Route verdoyante, soleil printanier, silhouette de cathédrale gothique plutôt que profil de chevalement, terrain dénivelé…pas de doute nous sommes bien dans le sud…de la région Hauts-de-France, mais faire de ce caractère méridional du versant Picard un point commun avec Haïti serait un tantinet exagéré.
Il en est un beaucoup plus évident qui n’est autre que notre guide du moment : Estelle Collinet. Architecte-urbaniste de formation arrivée tout droit d’Haïti où elle exerçait dans la construction d’urgence, Estelle est désormais chargée de RU sur le quartier PRIR Beauséjour situé à l’est de la ville et incarne à elle seule un genre de truchement entre Haïti et Noyon.
C’est accompagnées de notre « truchement », de Vladimir Auvray, responsable PV et contrat de ruralité pour la CCPN et de Chloé stagiaire à la CCPN que nous découvrons Beauséjour, l’un des deux QPV de la ville (qui compte également un quartier de veille). Le protocole de préfiguration signé en Juillet 2016 a lancé officiellement la démarche de Programme de Rénovation Urbaine d’Intérêt Régional (PRIR) donnant le signal de départ d’un programme de sept études sur l’habitat, les espaces et équipements publics ainsi que les commerces pour une signature de convention prévue à l’automne 2017.

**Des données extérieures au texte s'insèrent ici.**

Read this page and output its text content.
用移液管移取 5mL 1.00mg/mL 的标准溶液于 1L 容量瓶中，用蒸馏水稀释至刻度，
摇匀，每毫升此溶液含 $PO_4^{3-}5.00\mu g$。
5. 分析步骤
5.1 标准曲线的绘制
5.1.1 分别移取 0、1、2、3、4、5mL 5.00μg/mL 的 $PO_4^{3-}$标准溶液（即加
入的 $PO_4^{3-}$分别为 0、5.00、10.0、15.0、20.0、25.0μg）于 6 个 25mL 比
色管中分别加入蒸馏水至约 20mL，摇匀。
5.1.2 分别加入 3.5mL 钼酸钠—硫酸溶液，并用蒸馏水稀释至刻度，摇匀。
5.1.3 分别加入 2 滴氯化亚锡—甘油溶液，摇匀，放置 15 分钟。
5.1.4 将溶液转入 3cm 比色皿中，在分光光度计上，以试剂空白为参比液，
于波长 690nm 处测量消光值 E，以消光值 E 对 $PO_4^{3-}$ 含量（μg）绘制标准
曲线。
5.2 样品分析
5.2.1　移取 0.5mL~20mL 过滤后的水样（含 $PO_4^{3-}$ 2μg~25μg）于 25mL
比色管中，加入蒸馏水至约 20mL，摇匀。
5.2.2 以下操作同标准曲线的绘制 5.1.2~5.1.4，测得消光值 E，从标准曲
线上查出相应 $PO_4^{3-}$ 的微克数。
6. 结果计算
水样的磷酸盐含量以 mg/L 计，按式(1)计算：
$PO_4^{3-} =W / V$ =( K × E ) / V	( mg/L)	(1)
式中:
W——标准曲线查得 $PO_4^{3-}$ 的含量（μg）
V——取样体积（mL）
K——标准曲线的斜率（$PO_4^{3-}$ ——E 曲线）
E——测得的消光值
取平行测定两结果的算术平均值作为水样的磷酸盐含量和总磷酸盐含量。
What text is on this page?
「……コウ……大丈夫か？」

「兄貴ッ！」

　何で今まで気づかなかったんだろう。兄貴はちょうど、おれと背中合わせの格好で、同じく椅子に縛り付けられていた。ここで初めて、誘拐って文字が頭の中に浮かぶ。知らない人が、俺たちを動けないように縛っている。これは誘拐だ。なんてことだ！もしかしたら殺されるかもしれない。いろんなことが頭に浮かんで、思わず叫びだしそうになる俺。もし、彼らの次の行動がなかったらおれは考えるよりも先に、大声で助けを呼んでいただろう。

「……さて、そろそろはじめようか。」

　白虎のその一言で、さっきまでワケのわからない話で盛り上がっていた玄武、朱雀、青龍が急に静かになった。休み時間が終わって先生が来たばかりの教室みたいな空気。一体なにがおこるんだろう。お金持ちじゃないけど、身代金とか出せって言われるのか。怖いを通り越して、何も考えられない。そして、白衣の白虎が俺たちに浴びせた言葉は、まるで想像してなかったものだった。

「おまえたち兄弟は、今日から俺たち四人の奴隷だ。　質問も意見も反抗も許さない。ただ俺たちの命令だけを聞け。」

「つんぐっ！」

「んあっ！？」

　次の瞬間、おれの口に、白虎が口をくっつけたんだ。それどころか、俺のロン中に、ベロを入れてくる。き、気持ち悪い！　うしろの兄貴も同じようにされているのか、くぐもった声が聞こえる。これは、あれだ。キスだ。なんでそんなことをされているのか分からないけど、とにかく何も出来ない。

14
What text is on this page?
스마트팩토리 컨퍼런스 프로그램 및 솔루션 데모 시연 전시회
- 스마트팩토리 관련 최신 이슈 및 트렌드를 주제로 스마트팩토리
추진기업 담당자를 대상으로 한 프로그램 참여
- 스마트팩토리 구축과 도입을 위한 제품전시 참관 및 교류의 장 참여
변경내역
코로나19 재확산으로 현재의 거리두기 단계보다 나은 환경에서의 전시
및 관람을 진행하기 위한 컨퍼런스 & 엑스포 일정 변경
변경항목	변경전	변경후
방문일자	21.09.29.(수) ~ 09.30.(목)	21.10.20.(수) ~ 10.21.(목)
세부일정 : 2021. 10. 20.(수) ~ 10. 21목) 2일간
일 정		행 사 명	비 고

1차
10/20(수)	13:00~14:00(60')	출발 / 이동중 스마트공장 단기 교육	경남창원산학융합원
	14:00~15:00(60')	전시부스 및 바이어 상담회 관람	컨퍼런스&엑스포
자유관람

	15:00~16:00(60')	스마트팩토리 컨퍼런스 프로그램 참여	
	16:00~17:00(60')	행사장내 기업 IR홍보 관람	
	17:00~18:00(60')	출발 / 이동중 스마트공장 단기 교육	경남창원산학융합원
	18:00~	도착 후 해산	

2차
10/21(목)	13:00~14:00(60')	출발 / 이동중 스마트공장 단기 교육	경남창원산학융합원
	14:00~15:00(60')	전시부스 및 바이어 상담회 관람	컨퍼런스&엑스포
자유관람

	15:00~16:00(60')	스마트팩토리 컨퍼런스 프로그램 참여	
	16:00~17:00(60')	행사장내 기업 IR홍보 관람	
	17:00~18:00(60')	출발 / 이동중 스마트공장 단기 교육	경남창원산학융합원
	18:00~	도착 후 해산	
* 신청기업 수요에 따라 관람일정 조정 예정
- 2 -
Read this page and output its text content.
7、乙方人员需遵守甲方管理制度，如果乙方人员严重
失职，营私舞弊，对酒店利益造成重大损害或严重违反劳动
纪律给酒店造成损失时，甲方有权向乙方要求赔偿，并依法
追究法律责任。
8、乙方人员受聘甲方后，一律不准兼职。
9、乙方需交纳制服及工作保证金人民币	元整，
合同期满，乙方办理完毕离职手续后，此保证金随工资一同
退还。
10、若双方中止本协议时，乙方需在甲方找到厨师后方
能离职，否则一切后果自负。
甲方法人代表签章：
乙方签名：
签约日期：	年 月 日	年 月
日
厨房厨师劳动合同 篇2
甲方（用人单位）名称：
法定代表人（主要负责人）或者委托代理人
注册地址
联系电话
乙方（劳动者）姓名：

Le parking en guise d’entrée de quartier, quand bien même celui-ci accueille mensuellement un marché franc (foire aux animaux), alerte de fait le visiteur quant à l’enjeu de désenclavement porté par le projet de renouvellement urbain. Et si cette entrée de site peut faire oublier l’époque où l’endroit était encore occupé par un champ, notre balade rappellera à quel point cet héritage champêtre n’est pas qu’un vieux souvenir oublié dans les méandres de la mémoire urbaine de Beauséjour. Un enjeu de désenclavement auquel s’ajoute une composante délicate : le quartier, créé dans les années 70 comprend 400 logements sociaux (pour deux bailleurs présents) et 400 logements en copropriété (dont 110 de type individuels). Une mixité de l’habitat à prendre en compte dans la stratégie du projet mais qui peut être un atout : nos guides faisant mention d’habitants investis comme en témoigne le succès de certains ateliers dédiés à la participation. Inscrits au programme d’une première phase de communication autour du projet, les ateliers NAP, organisés avec les enfants sur les temps périscolaires ont remporté un vif succès : à tel point que le jeune public s’est ensuite impliqué dans les ateliers adultes. « La participation : il faut y aller ». C’est ainsi que Estelle caractérise les démarches de co-construction entreprises : s’appuyant sur le conseil citoyen, un travail sur la mémoire du quartier est en cours. Un schéma de participation est élaboré, qui doit permettre aux habitants de mieux appréhender les études réalisées. Pour ce faire, différentes propositions d’actions, aux formats variés : interviews d’habitants pour la radio Noyonnaise, street art…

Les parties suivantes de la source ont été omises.